Constructor parameters¶

order (int, default 1): Maximum interaction order to fit.
model_type (str, default "global"): Design-matrix encoding: "global" or "local".
alpha (float, default 1.0): Combined penalty strength applied to the L1 + L2 blend.
l1_ratio (float, default 0.5): Fraction of the penalty that is L1. Must be in [0, 1]. Values outside this range raise a ValueError.
max_iter (int, default 1000): Maximum coordinate-descent iterations.
tol (float, default 1e-4): Convergence tolerance on the dual gap.
warm_start (bool, default False): Reuse the previous solution on repeated fit calls.
positive (bool, default False): Force all fitted coefficients to be non-negative.
selection (str, default "cyclic"): Coordinate update strategy: "cyclic" or "random".
random_state (int | None, default None): Seed for selection="random".
precompute (bool, default False): Use a precomputed Gram matrix.

ElasticNet example¶

from epistasis.models.linear import EpistasisElasticNet

# 70% L1, 30% L2 mix.
model = EpistasisElasticNet(order=3, alpha=0.1, l1_ratio=0.7)
model.add_gpm(gpm)
model.fit()

y_pred = model.predict()
r2 = model.score()
print(f"ElasticNet R^2: {r2:.4f}")
print(f"Compression ratio: {model.compression_ratio():.1%}")

Shared methods¶

All three regularized models inherit from RegularizedLinearBase and expose the same interface:

Method	Description
`fit(X=None, y=None)`	Fit the model. Returns `self`.
`predict(X=None)`	Predict phenotypes; returns a 1D `np.ndarray`.
`score(X=None, y=None)`	Return R^2 between predicted and observed phenotypes.
`hypothesis(X=None, thetas=None)`	Evaluate `X @ thetas` without modifying stored state.
`compression_ratio()`	Fraction of fitted coefficients that are exactly zero. Most meaningful for Lasso and ElasticNet.

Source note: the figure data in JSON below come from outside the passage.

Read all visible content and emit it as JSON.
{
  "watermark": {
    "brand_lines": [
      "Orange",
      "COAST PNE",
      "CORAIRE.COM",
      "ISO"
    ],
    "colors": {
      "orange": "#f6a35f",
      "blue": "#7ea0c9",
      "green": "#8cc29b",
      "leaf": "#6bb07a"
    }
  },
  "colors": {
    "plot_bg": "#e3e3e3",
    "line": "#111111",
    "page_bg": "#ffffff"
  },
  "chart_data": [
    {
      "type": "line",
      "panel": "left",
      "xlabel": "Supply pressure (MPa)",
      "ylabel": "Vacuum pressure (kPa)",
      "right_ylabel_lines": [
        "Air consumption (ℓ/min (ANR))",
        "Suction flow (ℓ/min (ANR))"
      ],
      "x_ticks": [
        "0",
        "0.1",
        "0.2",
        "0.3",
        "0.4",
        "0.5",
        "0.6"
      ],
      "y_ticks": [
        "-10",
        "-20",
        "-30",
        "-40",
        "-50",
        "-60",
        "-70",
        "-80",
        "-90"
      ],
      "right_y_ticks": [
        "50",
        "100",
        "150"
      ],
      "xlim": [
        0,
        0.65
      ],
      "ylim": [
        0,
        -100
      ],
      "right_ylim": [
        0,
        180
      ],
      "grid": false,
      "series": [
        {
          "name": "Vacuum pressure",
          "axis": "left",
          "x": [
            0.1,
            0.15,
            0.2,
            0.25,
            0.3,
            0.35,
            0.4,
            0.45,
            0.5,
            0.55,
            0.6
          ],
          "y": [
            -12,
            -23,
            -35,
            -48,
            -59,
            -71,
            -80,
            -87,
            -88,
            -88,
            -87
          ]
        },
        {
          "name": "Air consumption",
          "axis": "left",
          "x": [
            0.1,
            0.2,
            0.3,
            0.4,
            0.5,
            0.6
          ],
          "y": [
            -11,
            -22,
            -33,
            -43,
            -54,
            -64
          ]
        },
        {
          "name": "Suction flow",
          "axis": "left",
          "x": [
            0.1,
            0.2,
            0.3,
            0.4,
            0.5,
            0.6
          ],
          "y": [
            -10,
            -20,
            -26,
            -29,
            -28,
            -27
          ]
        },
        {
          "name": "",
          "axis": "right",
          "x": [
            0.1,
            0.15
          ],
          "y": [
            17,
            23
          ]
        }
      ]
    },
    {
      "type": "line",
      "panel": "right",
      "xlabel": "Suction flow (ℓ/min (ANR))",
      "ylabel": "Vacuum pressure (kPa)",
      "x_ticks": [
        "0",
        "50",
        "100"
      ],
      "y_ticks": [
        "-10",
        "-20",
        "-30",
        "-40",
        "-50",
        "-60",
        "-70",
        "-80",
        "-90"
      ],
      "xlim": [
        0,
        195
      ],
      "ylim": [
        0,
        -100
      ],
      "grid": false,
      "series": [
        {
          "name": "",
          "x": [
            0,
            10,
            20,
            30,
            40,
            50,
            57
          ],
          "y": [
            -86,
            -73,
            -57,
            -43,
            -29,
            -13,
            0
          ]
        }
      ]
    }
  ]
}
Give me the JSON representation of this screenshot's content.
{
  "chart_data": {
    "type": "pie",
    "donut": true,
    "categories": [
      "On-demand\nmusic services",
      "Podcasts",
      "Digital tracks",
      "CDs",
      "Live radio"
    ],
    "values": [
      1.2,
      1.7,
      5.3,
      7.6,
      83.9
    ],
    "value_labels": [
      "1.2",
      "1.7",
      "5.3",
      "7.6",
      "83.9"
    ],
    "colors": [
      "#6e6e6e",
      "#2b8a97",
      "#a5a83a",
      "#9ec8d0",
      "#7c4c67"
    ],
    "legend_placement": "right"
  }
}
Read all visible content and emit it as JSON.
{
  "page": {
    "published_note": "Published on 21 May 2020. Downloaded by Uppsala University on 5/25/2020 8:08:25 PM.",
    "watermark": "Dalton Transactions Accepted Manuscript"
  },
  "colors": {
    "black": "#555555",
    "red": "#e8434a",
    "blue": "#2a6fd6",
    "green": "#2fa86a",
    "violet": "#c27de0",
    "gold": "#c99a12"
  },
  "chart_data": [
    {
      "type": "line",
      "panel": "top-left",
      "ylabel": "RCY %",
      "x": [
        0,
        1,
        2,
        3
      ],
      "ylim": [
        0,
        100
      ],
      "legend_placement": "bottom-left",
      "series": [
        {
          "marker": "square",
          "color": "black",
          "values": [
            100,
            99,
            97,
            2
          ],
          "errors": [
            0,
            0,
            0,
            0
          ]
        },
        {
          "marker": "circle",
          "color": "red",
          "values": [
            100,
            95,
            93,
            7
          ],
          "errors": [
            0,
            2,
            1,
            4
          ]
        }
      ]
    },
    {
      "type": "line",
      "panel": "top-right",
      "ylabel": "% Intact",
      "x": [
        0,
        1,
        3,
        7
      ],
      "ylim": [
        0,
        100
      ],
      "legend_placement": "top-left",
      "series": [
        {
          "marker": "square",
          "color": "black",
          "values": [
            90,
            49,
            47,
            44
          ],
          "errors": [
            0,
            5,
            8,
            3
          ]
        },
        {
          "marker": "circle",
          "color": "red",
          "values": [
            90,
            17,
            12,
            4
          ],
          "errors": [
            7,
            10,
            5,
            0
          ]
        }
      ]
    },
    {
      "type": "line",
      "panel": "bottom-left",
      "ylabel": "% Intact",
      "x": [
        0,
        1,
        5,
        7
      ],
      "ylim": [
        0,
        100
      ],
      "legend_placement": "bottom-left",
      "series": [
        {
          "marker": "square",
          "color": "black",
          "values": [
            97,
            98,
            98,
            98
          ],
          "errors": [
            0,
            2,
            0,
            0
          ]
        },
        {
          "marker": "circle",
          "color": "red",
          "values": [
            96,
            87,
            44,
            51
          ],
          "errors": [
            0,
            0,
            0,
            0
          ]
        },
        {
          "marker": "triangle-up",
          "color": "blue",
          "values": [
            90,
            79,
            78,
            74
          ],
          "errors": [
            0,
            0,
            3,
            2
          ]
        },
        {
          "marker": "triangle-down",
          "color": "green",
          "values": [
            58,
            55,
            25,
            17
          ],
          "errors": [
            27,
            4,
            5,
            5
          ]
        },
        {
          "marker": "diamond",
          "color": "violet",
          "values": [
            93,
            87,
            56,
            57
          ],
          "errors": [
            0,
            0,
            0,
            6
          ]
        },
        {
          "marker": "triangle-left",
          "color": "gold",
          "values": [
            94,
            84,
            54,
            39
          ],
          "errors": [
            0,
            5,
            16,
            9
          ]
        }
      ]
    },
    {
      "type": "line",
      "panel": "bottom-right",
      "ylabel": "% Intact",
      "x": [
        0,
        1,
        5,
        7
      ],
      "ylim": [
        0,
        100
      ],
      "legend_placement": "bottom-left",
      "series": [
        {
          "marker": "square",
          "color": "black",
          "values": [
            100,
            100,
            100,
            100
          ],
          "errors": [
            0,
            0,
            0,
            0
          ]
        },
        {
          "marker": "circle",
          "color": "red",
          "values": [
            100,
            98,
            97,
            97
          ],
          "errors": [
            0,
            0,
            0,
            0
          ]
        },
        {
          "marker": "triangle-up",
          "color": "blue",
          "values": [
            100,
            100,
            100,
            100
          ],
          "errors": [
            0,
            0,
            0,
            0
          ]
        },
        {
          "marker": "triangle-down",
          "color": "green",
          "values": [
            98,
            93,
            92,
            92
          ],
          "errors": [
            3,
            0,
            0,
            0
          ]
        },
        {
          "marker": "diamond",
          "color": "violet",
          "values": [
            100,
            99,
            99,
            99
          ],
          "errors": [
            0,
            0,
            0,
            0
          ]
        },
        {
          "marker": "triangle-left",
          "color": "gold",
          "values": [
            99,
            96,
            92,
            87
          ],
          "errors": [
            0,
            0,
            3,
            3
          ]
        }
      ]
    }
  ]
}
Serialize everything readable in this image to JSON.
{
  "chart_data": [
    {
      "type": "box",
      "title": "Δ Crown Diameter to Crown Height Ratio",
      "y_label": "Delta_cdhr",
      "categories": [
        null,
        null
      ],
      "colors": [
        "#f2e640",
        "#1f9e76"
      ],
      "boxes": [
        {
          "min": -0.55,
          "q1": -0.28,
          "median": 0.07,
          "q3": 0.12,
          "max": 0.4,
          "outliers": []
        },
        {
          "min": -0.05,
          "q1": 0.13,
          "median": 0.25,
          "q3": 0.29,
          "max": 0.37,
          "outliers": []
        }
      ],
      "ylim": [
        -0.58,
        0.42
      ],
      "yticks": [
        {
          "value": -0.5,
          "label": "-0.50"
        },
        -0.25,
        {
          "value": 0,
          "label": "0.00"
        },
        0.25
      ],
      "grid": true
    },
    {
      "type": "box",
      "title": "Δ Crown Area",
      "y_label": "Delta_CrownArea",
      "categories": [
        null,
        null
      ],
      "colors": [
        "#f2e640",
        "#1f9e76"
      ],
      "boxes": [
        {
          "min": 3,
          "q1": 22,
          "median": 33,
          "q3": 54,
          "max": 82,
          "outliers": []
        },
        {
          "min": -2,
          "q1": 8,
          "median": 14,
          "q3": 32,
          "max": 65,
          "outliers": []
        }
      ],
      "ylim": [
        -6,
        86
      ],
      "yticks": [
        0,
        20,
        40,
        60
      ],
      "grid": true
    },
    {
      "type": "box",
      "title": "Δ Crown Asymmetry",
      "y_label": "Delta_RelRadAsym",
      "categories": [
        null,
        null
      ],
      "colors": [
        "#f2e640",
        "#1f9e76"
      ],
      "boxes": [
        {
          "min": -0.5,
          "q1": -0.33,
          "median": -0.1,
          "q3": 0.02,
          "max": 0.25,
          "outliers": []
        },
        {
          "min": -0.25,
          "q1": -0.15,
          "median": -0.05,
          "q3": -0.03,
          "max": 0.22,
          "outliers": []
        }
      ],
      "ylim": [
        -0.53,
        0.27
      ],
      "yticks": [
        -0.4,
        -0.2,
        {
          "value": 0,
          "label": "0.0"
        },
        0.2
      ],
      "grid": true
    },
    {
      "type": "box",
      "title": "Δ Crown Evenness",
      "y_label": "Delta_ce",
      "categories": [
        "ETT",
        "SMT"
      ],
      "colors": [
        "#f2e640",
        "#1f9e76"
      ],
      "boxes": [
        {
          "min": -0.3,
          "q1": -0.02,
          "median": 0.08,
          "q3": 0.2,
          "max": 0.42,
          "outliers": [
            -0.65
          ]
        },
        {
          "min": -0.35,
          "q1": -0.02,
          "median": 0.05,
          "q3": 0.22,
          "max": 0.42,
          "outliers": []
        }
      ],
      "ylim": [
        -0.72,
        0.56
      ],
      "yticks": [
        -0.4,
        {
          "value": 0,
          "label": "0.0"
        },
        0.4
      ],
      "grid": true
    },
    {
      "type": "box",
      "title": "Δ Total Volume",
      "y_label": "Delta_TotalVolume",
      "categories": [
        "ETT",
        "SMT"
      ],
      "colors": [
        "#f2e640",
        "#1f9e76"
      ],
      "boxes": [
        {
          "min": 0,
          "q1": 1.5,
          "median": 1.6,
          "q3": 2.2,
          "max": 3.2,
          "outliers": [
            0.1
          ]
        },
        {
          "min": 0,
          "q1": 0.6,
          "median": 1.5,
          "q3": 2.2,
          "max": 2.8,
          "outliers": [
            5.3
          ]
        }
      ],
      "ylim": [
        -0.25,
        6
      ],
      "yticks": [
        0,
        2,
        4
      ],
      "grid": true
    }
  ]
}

The coef_ property mirrors thetas for sklearn API parity. epistasis.values is populated after every fit call.

Note

Regularized models do not compute analytic standard errors. model.epistasis.stdeviations is not set by fit. If you need uncertainty estimates for regularized coefficients, use bootstrap resampling or Bayesian methods.